Saturday, June 27, 2015

Report from the Love Shack


Thank you for your comments on my previous post about love. I've been reading them over and over again. I appreciate your wisdom, your stories, and your honesty from the bottom of my heart.

It's not too late to leave a comment if you haven't done so already. I'm listening. Tell me what you know.

Just scroll down to the previous post.

3 comments:

Elizabeth said...

I hope you found that heart today and that your life is filled with love -- not just the usual and spectacular kind with children and parents and friends but the other kind, too. You know.

Not Blank said...

Regarding romantic love - I fell in love for the first time just 3 years ago. When it happened, I realized I had never really loved the man I spent 33 years with.
I'm so glad I am getting to experience romantic love, finally. I am very fortunate, I know.

Anonymous said...

Denise,

Took me a long time to think about this comment. And time is a big part of this thing called love. It can happen in an instant, or it can take years to develop. It can last a lifetime, or it can fade suddenly. Why is that so? I think it's mostly because life and the universe are all about change. We all change over time, and we like to think that we gain wisdom and become better people. Of course, many of us don't. We lose our way, and are no longer the person that our lover "fell" for. Or we don't like the changes we see in the one we love. Maybe those things we don't like were always there and we overlooked them, or we fell so fast we didn't have time to notice them. Our circumstances and the stresses in our live change, and often the love is not strong or deep enough to withstand them.

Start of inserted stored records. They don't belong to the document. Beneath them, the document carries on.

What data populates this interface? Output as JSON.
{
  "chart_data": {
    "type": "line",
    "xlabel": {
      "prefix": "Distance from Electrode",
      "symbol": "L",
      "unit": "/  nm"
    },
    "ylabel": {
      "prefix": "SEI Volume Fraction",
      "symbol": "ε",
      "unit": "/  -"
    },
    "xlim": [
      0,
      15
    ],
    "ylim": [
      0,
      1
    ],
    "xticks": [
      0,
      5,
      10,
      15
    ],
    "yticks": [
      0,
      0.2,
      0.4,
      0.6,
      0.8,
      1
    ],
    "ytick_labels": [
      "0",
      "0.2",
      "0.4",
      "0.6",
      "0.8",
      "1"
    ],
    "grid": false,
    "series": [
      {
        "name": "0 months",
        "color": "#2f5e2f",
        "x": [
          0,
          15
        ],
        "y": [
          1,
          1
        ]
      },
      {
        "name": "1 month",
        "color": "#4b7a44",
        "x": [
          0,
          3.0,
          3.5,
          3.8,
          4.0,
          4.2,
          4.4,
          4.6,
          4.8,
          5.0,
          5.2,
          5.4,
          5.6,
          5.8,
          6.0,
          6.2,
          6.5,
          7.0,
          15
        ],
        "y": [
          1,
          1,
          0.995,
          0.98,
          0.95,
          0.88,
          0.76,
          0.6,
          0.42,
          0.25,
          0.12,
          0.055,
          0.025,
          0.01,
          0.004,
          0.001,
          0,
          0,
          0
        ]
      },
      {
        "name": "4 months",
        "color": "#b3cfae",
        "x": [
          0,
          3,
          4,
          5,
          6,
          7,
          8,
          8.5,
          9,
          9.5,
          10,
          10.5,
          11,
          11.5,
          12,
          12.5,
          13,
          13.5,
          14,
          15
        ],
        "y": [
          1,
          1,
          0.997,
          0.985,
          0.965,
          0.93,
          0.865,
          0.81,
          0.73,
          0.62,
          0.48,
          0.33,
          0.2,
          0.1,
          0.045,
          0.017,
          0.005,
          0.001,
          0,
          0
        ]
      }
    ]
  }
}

Ultimately, we each have our own personal concept of love, and that concept may not be shared by both lovers. To know that we have fallen in love is not a simple matter - is it simply infatuation or lust, either of which may not last? Often time is cited as the test of true love, but who's to say that a feeling that faded too quickly was not really love? Poets and playwrights and artists and filmmakers and ordinary Janes and Joes have struggled for centuries to figure it all out, but they can't define it for us. The best they can do is offer images that strike a chord of recognition within us, that shared experience that brings us a little closer to understanding. And then life throws us another curveball, and there we are, just as bewildered as ever, standing there with the bat in our hands as the players run off the field and the fans head for the turnstiles.